Probably Fairytale of New York. I'm not much one for cathartic writing, but this one drew quite heavily on my own introversion. It was easy to write, but hard to keep writing, if that makes sense. Judging by the feedback, the rawness comes across quite well.
 
Probably Smoking Hot, being the first story I wrote here that was total fiction, without being based on me or anyone I knew. There are traits shamelessly stolen from friends, family and myself, but the resulting characters are totally new. Characters who grow during the series, even. And then keep getting sequels.

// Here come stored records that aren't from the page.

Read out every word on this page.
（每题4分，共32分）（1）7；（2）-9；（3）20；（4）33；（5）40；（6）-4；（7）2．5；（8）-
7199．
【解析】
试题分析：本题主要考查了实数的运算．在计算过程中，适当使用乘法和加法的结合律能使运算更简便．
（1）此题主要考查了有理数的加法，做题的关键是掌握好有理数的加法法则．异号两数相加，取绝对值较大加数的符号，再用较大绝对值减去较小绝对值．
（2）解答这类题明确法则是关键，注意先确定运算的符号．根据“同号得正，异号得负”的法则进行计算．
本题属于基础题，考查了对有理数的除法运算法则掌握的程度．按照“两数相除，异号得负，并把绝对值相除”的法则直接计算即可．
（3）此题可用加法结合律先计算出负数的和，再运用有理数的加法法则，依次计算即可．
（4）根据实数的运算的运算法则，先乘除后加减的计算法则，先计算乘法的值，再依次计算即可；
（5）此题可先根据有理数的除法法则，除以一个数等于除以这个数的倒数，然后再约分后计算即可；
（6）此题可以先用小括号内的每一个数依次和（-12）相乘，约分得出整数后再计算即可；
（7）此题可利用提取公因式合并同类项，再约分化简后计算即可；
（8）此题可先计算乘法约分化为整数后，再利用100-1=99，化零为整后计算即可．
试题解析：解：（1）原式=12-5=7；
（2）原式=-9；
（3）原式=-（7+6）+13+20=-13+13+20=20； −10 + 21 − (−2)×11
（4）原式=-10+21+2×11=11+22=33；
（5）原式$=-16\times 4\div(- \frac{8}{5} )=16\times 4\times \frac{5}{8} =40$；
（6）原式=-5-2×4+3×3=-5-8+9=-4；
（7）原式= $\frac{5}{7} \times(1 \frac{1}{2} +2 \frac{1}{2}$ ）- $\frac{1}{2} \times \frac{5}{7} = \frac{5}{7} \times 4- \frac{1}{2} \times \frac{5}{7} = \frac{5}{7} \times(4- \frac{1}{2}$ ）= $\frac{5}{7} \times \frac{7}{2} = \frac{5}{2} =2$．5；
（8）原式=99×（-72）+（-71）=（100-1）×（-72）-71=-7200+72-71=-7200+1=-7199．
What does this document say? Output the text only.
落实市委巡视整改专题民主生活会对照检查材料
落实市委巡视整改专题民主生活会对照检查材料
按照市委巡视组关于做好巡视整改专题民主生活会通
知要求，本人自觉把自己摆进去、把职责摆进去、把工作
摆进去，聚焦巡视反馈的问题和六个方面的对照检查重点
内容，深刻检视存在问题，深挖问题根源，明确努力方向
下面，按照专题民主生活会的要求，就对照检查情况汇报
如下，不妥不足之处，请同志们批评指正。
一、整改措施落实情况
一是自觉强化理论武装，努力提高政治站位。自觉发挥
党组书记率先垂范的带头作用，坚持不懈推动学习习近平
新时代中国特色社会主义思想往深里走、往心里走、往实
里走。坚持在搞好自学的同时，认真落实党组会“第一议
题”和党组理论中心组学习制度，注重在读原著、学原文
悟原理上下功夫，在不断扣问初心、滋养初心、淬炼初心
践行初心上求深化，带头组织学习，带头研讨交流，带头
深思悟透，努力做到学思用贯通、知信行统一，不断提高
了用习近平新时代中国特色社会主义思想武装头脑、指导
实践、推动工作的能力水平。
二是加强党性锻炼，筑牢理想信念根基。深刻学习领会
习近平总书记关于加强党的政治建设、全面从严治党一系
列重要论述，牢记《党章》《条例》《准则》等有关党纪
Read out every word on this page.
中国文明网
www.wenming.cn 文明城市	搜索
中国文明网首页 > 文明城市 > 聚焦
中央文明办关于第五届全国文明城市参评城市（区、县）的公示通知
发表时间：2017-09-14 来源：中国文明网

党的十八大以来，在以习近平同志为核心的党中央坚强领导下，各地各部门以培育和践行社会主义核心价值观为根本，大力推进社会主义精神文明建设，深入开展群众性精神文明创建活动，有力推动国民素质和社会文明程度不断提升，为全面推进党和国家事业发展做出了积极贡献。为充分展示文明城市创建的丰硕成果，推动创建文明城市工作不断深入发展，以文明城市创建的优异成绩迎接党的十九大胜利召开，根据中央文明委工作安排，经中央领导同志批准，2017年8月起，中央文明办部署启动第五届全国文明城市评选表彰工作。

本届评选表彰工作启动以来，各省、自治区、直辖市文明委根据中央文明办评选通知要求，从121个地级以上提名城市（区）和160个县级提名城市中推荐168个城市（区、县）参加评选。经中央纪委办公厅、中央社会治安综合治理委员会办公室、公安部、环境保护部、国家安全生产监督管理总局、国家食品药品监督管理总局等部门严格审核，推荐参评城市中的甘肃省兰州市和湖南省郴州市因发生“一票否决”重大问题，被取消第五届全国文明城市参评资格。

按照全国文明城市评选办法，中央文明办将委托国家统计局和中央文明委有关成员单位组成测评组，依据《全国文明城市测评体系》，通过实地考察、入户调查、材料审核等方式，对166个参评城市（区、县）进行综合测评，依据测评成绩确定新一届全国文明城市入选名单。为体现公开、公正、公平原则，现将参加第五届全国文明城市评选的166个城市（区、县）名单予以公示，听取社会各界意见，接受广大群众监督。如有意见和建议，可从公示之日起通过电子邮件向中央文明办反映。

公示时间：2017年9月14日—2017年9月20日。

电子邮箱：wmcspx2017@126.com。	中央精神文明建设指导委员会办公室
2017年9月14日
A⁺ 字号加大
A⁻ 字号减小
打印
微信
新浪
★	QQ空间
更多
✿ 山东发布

Also managed to put much more plot than originally planned into Image Nine Point Four, described as a 'legal thriller'. I'm not sure Sidney Sheldon will be worried about a challenge for supremacy in the field of crime drama with dirty bits, but there's certainly much more BDSM than you'd ever get from John Grisham!
 
That’s so cool. And I kinda identify with it too. My academic and professional work is technical. Writing this stuff is so different.

Emily
Same here. Different and a whole lot more fun. I mean, writing, visualizing about how well lubricated pussy feels against the main character's cock, or how perfect the female character's cute little breasts are, is so much more fun than writing engineering reports.
 
writing, visualizing about how well lubricated pussy feels against the main character's cock, or how perfect the female character's cute little breasts are, is so much more fun than writing engineering reports.
Some of the stuff here describes those things in a way that still feels like an engineering report.
 
Might be too easy/obvious of an answer, but for me it was just publishing that first story. It's not my best work, nor is it my best performing, but it was sort of an experiment, just writing what I thought was hot to see how it landed. And my reaction to the response was, 'holy shit, people actually like this.' It felt like it opened some doors for me that I was previously just peaking through: I can write unashamedly about shit that turns me on, and just go for it, and it might not blow the roof off the building but people might actually read it and enjoy it.

I know I'm not breaking any records, but the view count of some of these still blows my mind. That first story has 67.8k views, which I guess is low compared to some I/T and generally more popular stories, but it still seems like a fake number. More than will ever lay eyes on my non-erotic stuff, to be sure.
 
That first story has 67.8k views, which I guess is low compared to some I/T and generally more popular stories, but it still seems like a fake number. More than will ever lay eyes on my non-erotic stuff, to be sure.
I have the opposite. Have a wholly factual article published elsewhere (not as Emily Miller obv) with 1.6 million views. I won’t ever achieve that with erotica.

Emily
 
I have the opposite. Have a wholly factual article published elsewhere (not as Emily Miller obv) with 1.6 million views. I won’t ever achieve that with erotica.

Emily
And - I think - four others with over 500,000 views.

Emily
 
just getting good votes on stories when I started... then I went away and forgot about the place, but had an idea for a story and, again, it was well received. Trying different things too, wring very long stories that get good votes and comments. Being able to let my mind run at times has been fun, my longest story just grew and grew as I let the characters enjoy their romance (knowing how it would end).

I didn't discover the forum until a few months ago, so another new level for me.
 
Not really the website itself but more the mindset of writing that first story. I'm weak at descriptions, and erotica forces me outside of my comfort zone since they're integral. It's a lot easier to slip into that mindset when writing a sexy story.

I really enjoyed @mildlyaroused 's use of metaphor and imagery. Just enough to stimulate but not enough to feel purple. Great job on that.

And it's a fun sandbox to play around with different styles of prose. The content, too, since there are such few limits on here.

You don't need rounds and rounds of critiques and revisions to get a decent reception. Just polish the first draft and send it. It allows for more practice doing different things. Write a couple characters, how they interact, get in, get out, be done, and move onto the next--like exercises.